The study also demonstrated that pre-training with synthetic data could improve the performance of machine learning models on biomedical classification tasks. Experiments replacing parts of the training set comprised of real data proved that synthetic data could accurately substitute real data without affecting the classification task’s performance. Further, pre-training models using all synthetic data and fine-tuning on a small amount of real data significantly improved the model’s accuracy and F1 score.

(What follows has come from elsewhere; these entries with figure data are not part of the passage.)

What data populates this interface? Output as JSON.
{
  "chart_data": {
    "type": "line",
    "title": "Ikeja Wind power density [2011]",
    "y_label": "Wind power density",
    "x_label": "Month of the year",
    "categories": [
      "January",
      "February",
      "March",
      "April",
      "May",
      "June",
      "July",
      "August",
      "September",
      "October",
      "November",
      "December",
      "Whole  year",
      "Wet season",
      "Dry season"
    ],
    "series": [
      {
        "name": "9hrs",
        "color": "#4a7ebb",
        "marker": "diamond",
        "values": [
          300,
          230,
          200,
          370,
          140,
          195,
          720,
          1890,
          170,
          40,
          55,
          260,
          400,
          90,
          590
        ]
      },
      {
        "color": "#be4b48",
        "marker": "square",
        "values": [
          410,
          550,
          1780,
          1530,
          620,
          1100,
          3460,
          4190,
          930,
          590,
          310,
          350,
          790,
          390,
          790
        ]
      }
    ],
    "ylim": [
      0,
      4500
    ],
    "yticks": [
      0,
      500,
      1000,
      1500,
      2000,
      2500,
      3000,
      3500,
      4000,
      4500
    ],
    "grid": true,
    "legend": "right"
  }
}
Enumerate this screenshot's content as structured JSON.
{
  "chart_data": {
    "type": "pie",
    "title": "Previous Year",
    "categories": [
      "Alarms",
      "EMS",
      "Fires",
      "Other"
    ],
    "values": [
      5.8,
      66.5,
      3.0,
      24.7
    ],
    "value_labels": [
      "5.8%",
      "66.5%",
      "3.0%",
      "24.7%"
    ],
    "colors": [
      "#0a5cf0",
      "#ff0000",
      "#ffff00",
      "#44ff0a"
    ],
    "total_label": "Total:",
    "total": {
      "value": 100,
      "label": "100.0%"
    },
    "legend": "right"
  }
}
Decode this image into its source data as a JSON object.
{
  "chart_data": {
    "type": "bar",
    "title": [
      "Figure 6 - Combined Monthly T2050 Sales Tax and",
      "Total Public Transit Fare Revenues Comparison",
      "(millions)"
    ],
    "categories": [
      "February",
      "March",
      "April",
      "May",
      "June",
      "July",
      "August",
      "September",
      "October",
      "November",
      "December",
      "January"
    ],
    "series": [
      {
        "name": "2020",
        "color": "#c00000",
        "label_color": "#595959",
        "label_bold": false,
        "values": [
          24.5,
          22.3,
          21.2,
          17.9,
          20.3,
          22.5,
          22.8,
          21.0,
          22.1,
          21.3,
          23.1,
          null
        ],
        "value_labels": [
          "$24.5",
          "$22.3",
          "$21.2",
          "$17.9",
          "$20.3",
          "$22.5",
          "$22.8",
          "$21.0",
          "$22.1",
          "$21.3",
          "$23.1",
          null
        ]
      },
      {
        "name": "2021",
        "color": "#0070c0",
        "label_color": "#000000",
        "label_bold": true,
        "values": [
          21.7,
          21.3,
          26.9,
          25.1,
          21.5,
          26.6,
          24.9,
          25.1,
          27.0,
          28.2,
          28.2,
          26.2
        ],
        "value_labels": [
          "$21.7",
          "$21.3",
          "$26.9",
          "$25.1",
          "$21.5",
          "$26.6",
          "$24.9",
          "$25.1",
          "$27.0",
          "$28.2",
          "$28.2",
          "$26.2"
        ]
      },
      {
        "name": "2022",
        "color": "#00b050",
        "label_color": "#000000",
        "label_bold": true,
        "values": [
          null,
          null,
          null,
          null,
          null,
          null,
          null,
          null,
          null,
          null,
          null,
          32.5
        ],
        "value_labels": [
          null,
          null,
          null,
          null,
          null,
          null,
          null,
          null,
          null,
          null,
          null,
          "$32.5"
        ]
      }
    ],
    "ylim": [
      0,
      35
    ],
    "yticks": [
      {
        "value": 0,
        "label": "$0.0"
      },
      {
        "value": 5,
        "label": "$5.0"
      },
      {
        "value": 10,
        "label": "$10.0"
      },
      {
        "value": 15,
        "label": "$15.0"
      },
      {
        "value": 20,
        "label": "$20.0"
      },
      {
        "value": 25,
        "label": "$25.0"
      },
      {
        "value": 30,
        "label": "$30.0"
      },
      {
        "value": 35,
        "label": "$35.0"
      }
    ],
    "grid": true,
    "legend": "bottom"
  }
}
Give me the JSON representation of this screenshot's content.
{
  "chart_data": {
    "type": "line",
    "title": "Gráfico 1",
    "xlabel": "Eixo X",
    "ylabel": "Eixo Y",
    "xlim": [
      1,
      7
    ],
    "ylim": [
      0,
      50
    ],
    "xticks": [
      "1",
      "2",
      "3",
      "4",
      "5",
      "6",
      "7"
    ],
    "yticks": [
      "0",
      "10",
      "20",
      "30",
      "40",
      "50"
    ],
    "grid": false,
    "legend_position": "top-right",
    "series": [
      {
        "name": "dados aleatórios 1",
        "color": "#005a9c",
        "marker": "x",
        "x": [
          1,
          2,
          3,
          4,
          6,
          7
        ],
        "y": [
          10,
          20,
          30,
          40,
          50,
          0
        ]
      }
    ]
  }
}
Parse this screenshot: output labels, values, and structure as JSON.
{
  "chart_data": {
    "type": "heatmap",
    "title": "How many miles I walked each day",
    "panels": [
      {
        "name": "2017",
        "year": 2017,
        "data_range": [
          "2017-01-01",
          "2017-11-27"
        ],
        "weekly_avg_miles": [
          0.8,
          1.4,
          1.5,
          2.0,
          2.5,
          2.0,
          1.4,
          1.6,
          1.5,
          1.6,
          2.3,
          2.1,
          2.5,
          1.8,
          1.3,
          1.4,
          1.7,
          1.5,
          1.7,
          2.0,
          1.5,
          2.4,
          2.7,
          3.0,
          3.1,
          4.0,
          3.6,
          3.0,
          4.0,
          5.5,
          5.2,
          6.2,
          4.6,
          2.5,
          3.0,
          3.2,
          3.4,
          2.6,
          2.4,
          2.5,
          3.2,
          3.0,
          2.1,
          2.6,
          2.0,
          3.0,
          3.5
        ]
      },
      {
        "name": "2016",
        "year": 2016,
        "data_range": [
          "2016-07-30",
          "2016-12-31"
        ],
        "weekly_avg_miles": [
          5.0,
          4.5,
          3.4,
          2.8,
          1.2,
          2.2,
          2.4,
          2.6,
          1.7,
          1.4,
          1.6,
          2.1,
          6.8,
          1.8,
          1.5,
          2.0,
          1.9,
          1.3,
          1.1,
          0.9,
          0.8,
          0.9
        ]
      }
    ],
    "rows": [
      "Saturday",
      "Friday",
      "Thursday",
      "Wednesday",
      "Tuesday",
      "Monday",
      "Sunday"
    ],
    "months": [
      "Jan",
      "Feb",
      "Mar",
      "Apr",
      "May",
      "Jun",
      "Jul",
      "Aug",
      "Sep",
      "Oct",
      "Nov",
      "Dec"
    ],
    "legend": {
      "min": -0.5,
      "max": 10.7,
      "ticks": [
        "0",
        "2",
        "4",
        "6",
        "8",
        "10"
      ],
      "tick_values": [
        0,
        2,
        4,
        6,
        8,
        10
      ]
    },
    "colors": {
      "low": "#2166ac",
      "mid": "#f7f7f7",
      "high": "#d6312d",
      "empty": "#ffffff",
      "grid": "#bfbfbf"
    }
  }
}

c) Conclusions and Value of the Research
The RNA-CDM model proposed in this study not only addresses the issue of data scarcity but also accelerates the development and performance enhancement of machine learning models by generating realistic synthetic slide images. The multi-cancer RNA-to-Image synthesis method of RNA-CDM can serve practical purposes in data augmentation and identifying new morphological features related to clinically relevant molecular biological states currently unrecognized by the human eye.
d) Research Highlights
Methodological Innovation: This study is the first to propose using a cascaded diffusion model for RNA-to-Image synthesis and employs a single architecture to generate tissue slide images of multiple cancer types. This is more efficient compared to previous methods that required separate models for each cancer type.
Broad Application Prospects: Synthetic data can be used for data augmentation and pre-training of machine learning models, effectively enhancing the performance of actual tasks.
e) Other Valuable Information
Future research can integrate spatial transcriptomics technology to generate benchmark data for local RNA expression, further improving the model’s accuracy. Additionally, future research should strive to develop innovative computational strategies to handle tasks of generating higher resolution or entire slide images. Such advancements will further enhance the application value of the RNA-CDM model in cancer detection and classification.